Beside my desk is a sign that says, “Write the piece that only you can write.” I wish I could remember where I’d read this advice so I could give its author credit. Whenever I despair (i.e. often) that I can never achieve that quality of the many amazing writers around me, I remind myself that my job is not to try to write with the charisma of other people but merely to write my own idiosyncratic self. I’ve given that advice to many students, and it sometimes gives them the relief it gives me.
One of the challenges of creative nonfiction is maintaining the balance between creativity and credibility. Some writers add scenes, characters, and dialogue to make a story more interesting. Others argue that this violates the contract with the reader. Your thoughts?
There are so many subgenres of creative nonfiction, each with its own contract with the reader. Actually, each piece of CNF creates its own contract with the reader as it unfolds. If the piece signals to the reader that it is literary journalism, it promises to provide complete verifiability. If the piece is in a more lyric and personal mode, and begins with, say, a vivid memory of the narrator at two years old, then it’s signaling to the reader that emotional truth will be more important than verifiable fact. A good rule of thumb (this one comes from my former colleague John Calderazzo) is that you must never lie in order to make yourself look better.
What project(s) are you currently working on?

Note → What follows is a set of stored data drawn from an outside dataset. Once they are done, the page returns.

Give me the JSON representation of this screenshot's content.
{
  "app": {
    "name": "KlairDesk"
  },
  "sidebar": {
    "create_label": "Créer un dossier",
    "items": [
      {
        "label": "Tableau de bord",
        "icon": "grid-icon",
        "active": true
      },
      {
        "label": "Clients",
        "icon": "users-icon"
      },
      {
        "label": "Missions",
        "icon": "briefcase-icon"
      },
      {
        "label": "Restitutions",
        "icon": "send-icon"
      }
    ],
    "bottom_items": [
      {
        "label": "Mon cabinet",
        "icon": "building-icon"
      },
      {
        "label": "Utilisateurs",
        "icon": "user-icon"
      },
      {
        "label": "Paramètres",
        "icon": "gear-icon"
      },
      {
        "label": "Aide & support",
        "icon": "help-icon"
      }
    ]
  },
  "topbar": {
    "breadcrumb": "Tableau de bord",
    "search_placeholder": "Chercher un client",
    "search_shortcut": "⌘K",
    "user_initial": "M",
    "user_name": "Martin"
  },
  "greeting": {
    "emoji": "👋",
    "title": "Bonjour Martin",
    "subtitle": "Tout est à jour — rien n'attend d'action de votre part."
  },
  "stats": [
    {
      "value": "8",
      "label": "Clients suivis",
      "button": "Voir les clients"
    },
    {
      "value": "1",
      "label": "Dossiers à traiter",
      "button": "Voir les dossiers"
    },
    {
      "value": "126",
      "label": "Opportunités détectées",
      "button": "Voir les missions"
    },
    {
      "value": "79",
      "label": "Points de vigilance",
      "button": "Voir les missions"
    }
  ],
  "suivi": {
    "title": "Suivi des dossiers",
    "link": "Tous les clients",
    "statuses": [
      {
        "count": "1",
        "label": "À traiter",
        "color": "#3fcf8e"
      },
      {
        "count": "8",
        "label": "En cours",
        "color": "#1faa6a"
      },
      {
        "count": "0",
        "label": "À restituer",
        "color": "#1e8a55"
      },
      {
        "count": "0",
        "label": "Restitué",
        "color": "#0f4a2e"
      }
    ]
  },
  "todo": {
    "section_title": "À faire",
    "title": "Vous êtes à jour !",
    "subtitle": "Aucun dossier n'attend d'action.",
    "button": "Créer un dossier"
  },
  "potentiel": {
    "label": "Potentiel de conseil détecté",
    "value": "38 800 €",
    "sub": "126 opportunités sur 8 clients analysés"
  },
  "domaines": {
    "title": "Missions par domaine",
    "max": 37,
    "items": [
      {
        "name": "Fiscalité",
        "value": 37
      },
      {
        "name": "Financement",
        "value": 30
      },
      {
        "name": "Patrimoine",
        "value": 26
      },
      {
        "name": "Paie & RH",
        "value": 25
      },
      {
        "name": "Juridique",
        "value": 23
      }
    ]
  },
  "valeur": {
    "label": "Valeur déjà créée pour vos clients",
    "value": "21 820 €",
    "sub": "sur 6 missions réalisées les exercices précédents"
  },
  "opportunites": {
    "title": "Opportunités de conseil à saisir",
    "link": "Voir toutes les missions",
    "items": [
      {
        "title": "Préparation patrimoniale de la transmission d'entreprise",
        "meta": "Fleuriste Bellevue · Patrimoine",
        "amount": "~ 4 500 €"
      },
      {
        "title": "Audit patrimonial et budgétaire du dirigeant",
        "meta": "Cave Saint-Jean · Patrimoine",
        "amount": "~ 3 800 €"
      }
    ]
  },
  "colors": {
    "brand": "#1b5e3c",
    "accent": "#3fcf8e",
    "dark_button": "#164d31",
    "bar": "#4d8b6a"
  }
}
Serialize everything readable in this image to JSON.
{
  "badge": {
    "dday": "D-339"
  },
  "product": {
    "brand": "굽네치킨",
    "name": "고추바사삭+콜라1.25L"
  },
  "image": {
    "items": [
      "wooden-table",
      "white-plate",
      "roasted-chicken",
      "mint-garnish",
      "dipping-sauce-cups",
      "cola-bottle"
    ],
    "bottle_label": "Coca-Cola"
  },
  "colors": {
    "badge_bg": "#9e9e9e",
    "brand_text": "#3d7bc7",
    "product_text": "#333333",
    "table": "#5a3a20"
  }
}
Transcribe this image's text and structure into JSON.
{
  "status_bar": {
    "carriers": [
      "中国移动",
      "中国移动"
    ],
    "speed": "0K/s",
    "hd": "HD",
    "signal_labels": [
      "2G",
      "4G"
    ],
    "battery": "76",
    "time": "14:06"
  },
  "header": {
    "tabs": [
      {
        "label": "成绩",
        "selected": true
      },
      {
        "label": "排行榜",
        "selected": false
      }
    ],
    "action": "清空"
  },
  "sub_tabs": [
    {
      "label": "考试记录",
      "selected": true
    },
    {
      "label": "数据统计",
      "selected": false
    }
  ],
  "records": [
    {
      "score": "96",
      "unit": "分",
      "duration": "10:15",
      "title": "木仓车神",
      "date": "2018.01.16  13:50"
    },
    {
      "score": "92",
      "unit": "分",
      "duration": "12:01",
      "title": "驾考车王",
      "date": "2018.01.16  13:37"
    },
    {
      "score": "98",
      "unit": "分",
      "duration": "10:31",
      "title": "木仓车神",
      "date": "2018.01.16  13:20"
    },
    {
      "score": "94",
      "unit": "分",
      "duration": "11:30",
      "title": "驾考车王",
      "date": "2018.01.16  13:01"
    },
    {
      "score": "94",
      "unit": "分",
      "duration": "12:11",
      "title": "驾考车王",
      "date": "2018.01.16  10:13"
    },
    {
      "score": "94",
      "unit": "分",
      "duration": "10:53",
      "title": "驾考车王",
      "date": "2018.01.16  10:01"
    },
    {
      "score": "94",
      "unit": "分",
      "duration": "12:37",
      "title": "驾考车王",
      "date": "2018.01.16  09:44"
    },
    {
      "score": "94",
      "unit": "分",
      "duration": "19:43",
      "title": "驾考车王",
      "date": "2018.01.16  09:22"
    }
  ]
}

I’m working on a book-length project on plastics. Years ago, I published a piece in Passages North (“When the Future was Plastic”) about my father, a polymer chemist, and the fate of plastics in America over his lifetime. I’m working to expand that essay into a book, which is sending me far from my comfort zone into the fields of organic chemistry, environmental regulation, industrial design, hyper-capitalism, and beyond. I’ve passed the peak of smug stupidity on the Dunning Kruger effect graph, tumbled into the valley of despair, and am beginning to claw my way up the slope of enlightenment. It’s going to be a multi-year project. In the meanwhile, I’m writing an occasional personal or flash essay, especially because dogs continue to happen in my life.
The Oxford comma: yes or no?
Yes. No question. As posters on the doors of English professors across the English-speaking world say, “the Oxford comma saves lives.”